Drunken Clams

Drunken Clams. These Manila Clams are bursting with the natural sweetness of shellfish and oozing with the rich taste and smell of wine. All thanks to the Chinese cooking wine used in this preparation.

The frequent readers of this blog know how much I adore shellfish, particularly clams.

While I want my cuisine to have multiple layers of complex flavors or be extremely spicy, there are times when a dish like Drunken Clams appeals to me since it is both simple and addictive.

In the meantime, I’d like to describe what’s known as “Drunken/”cooking.

No, these clams weren’t “fed” booze like Kobe beef, and “Drunken” didn’t indicate that I “fed” them excessive amounts of booze. “Drunken” is a typical Chinese cooking method in which the primary component is cooked in large quantities of wine.

As you can see, the Manila clams I chose were enormous, plump, and incredibly flavorful. This is what I call a dish that works well with booze, which is what I’m referring to here. It’s a formula for a good time.

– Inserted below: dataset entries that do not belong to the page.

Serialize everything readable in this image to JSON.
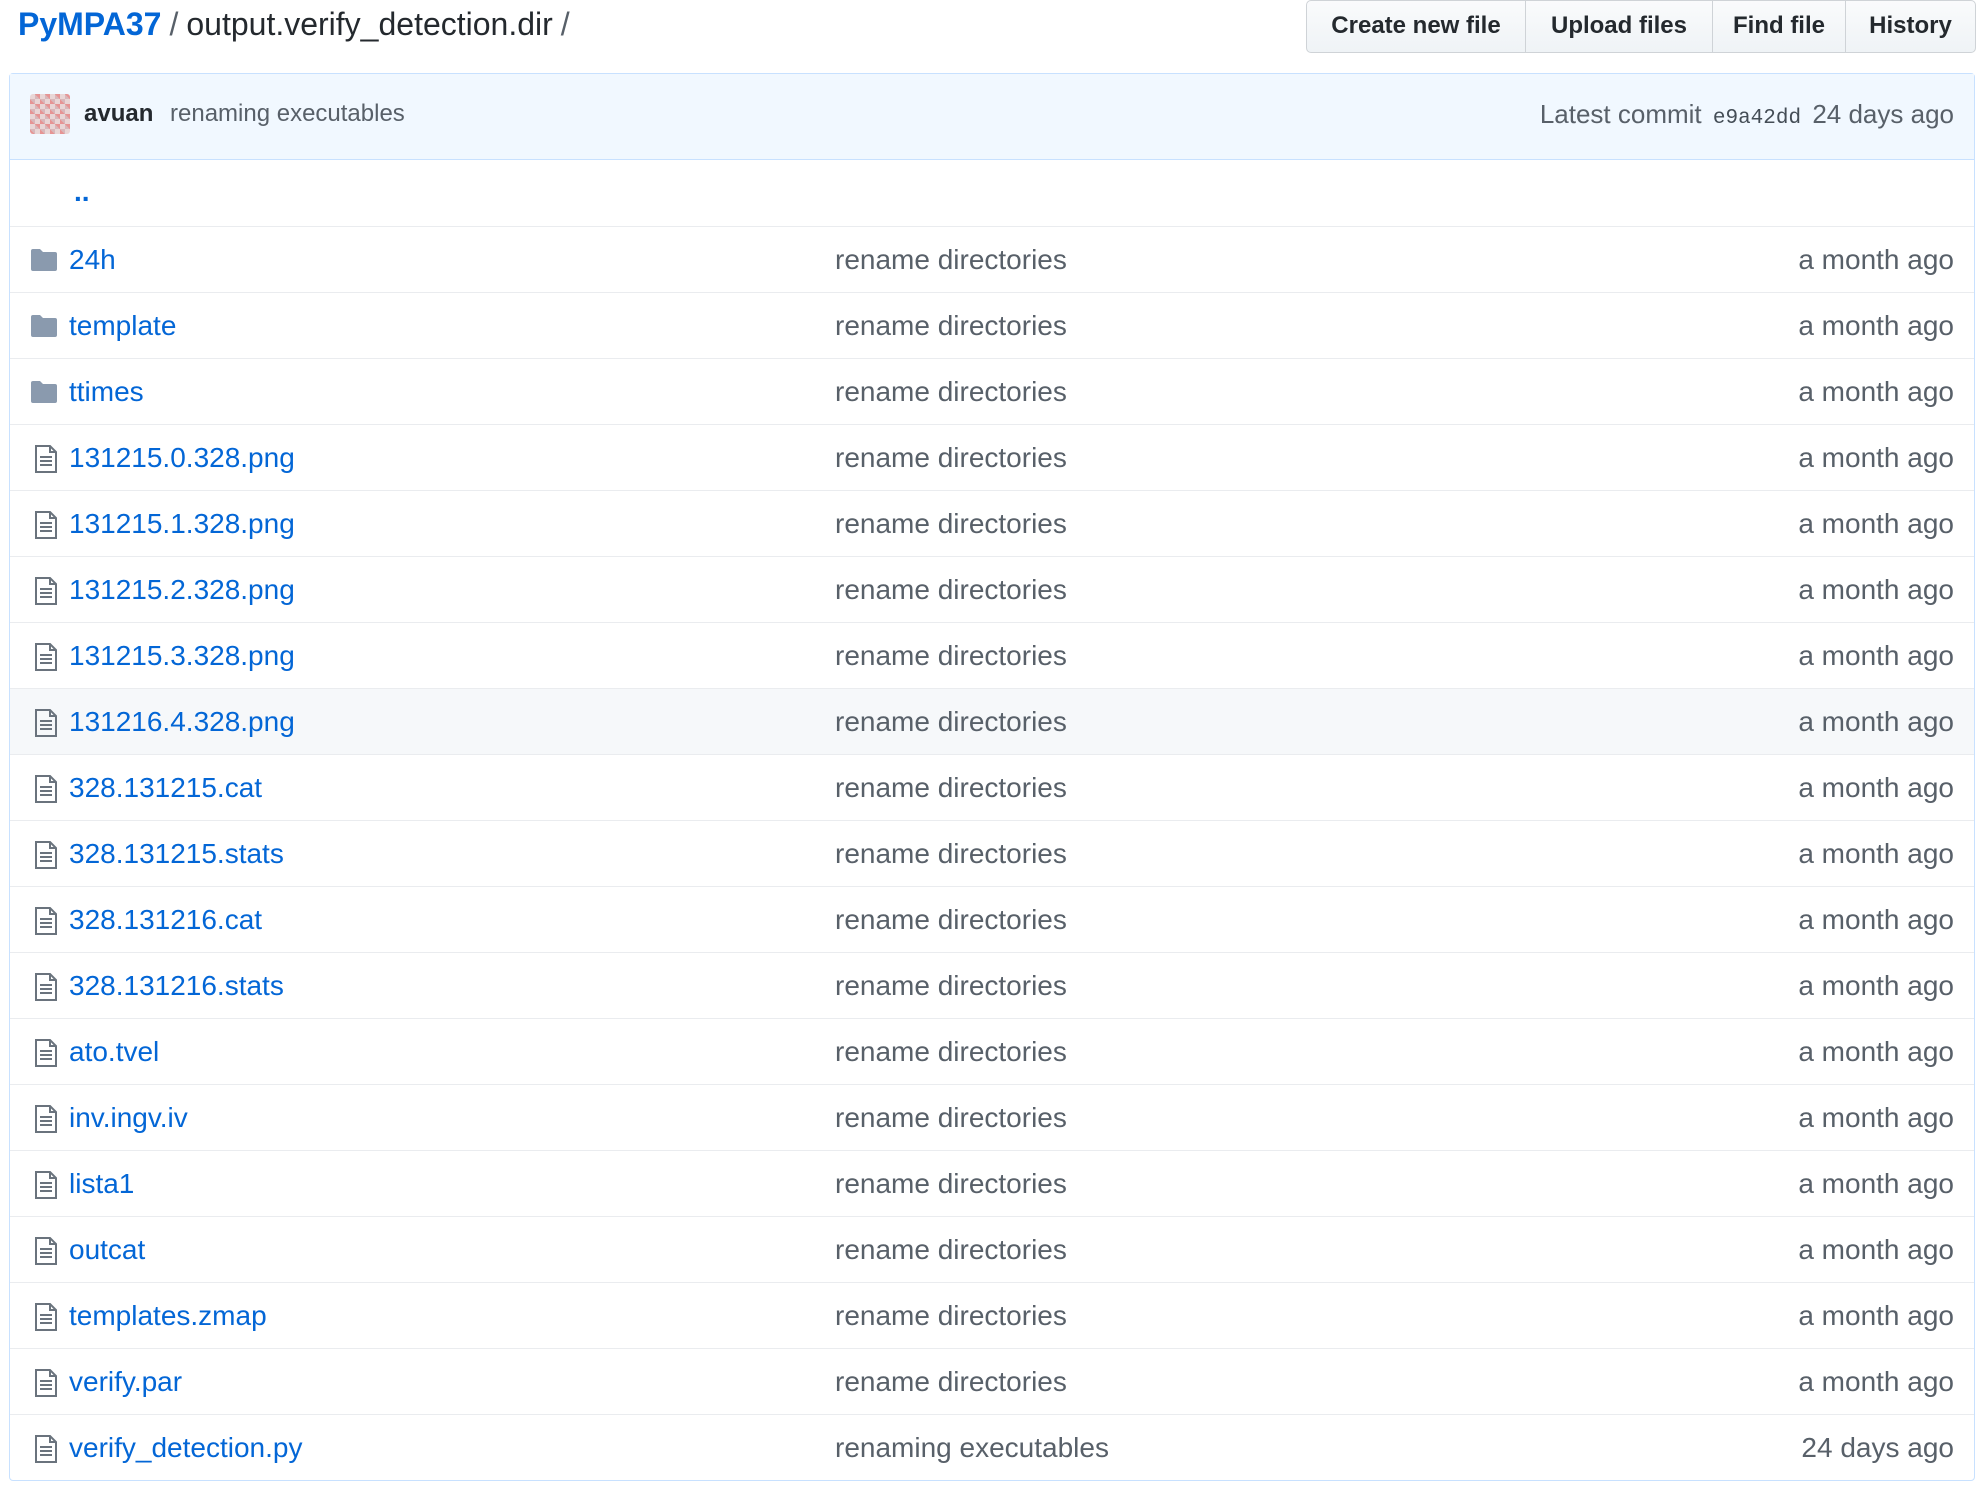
{
  "breadcrumb": {
    "repo": "PyMPA37",
    "separator": "/",
    "directory": "output.verify_detection.dir",
    "trailing_separator": "/"
  },
  "toolbar": {
    "create_label": "Create new file",
    "upload_label": "Upload files",
    "find_label": "Find file",
    "history_label": "History"
  },
  "commit": {
    "author": "avuan",
    "message": "renaming executables",
    "latest_label": "Latest commit",
    "sha": "e9a42dd",
    "age": "24 days ago"
  },
  "parent_link": "..",
  "files": [
    {
      "name": "24h",
      "type": "folder",
      "message": "rename directories",
      "age": "a month ago"
    },
    {
      "name": "template",
      "type": "folder",
      "message": "rename directories",
      "age": "a month ago"
    },
    {
      "name": "ttimes",
      "type": "folder",
      "message": "rename directories",
      "age": "a month ago"
    },
    {
      "name": "131215.0.328.png",
      "type": "file",
      "message": "rename directories",
      "age": "a month ago"
    },
    {
      "name": "131215.1.328.png",
      "type": "file",
      "message": "rename directories",
      "age": "a month ago"
    },
    {
      "name": "131215.2.328.png",
      "type": "file",
      "message": "rename directories",
      "age": "a month ago"
    },
    {
      "name": "131215.3.328.png",
      "type": "file",
      "message": "rename directories",
      "age": "a month ago"
    },
    {
      "name": "131216.4.328.png",
      "type": "file",
      "message": "rename directories",
      "age": "a month ago"
    },
    {
      "name": "328.131215.cat",
      "type": "file",
      "message": "rename directories",
      "age": "a month ago"
    },
    {
      "name": "328.131215.stats",
      "type": "file",
      "message": "rename directories",
      "age": "a month ago"
    },
    {
      "name": "328.131216.cat",
      "type": "file",
      "message": "rename directories",
      "age": "a month ago"
    },
    {
      "name": "328.131216.stats",
      "type": "file",
      "message": "rename directories",
      "age": "a month ago"
    },
    {
      "name": "ato.tvel",
      "type": "file",
      "message": "rename directories",
      "age": "a month ago"
    },
    {
      "name": "inv.ingv.iv",
      "type": "file",
      "message": "rename directories",
      "age": "a month ago"
    },
    {
      "name": "lista1",
      "type": "file",
      "message": "rename directories",
      "age": "a month ago"
    },
    {
      "name": "outcat",
      "type": "file",
      "message": "rename directories",
      "age": "a month ago"
    },
    {
      "name": "templates.zmap",
      "type": "file",
      "message": "rename directories",
      "age": "a month ago"
    },
    {
      "name": "verify.par",
      "type": "file",
      "message": "rename directories",
      "age": "a month ago"
    },
    {
      "name": "verify_detection.py",
      "type": "file",
      "message": "renaming executables",
      "age": "24 days ago"
    }
  ],
  "colors": {
    "link": "#0366d6",
    "muted": "#586069",
    "commit_bg": "#f1f8ff",
    "folder_icon": "#79b8ff",
    "file_icon": "#6a737d",
    "row_highlight": "#f6f8fa"
  }
}
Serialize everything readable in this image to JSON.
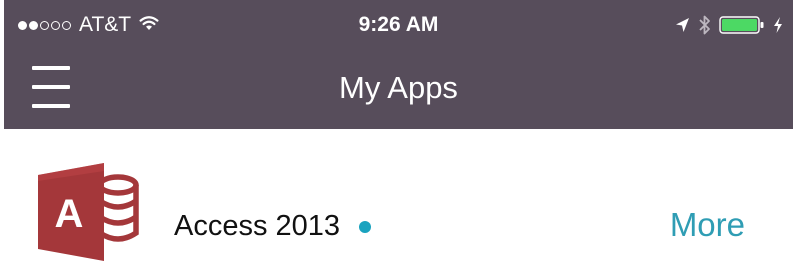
{
  "status_bar": {
    "carrier": "AT&T",
    "time": "9:26 AM",
    "icons": [
      "signal-dots-icon",
      "wifi-icon",
      "location-arrow-icon",
      "bluetooth-icon",
      "battery-icon",
      "charging-bolt-icon"
    ],
    "signal_strength": {
      "filled": 2,
      "total": 5
    },
    "battery_level": 1.0,
    "battery_color": "#4cd964"
  },
  "nav": {
    "title": "My Apps",
    "menu_icon": "hamburger-menu-icon",
    "background_color": "#574d5b"
  },
  "apps": [
    {
      "name": "Access 2013",
      "icon": "access-app-icon",
      "icon_letter": "A",
      "new_indicator": true,
      "action_label": "More",
      "accent_color": "#2f9db4",
      "brand_color": "#a4373a"
    }
  ]
}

Have Drunken Clams on hand the next time you and your friends want to hang out for a drink late at night. Just remember the chilled beer and several poker games as well. Each serving of this recipe has only 99 calories.


  • 200 g of Manila clams
  • 3 inches of thin strips of fresh gingers
  • 2 stalks of julienned scallion
  • 1-2 cups of Chinese cooking wine
  • 1 dash of sesame oil
  • 1 dash of white pepper powder
  • Salt


  1. Mix in some oil to a clay pot or wok. Fresh ginger should be stir-fried until it turns a light brown color. Cover the clay pot or wok and cook the clams for three minutes in Chinese cooking oil.
  2. Add the scallions and give them a quick swirl after removing the lid. After that, season with salt and white pepper powder, if desired, and a dash of sesame oil. Until all the shells have opened, continue cooking with the lid on for a further 1 to 2 minutes.
  3. Serve warm.


Add 2 cups of cooking wine to make your dish even more delicious. You’ll get even more drunken clams. For an even greater flavor, add a dash of Japanese Mirin.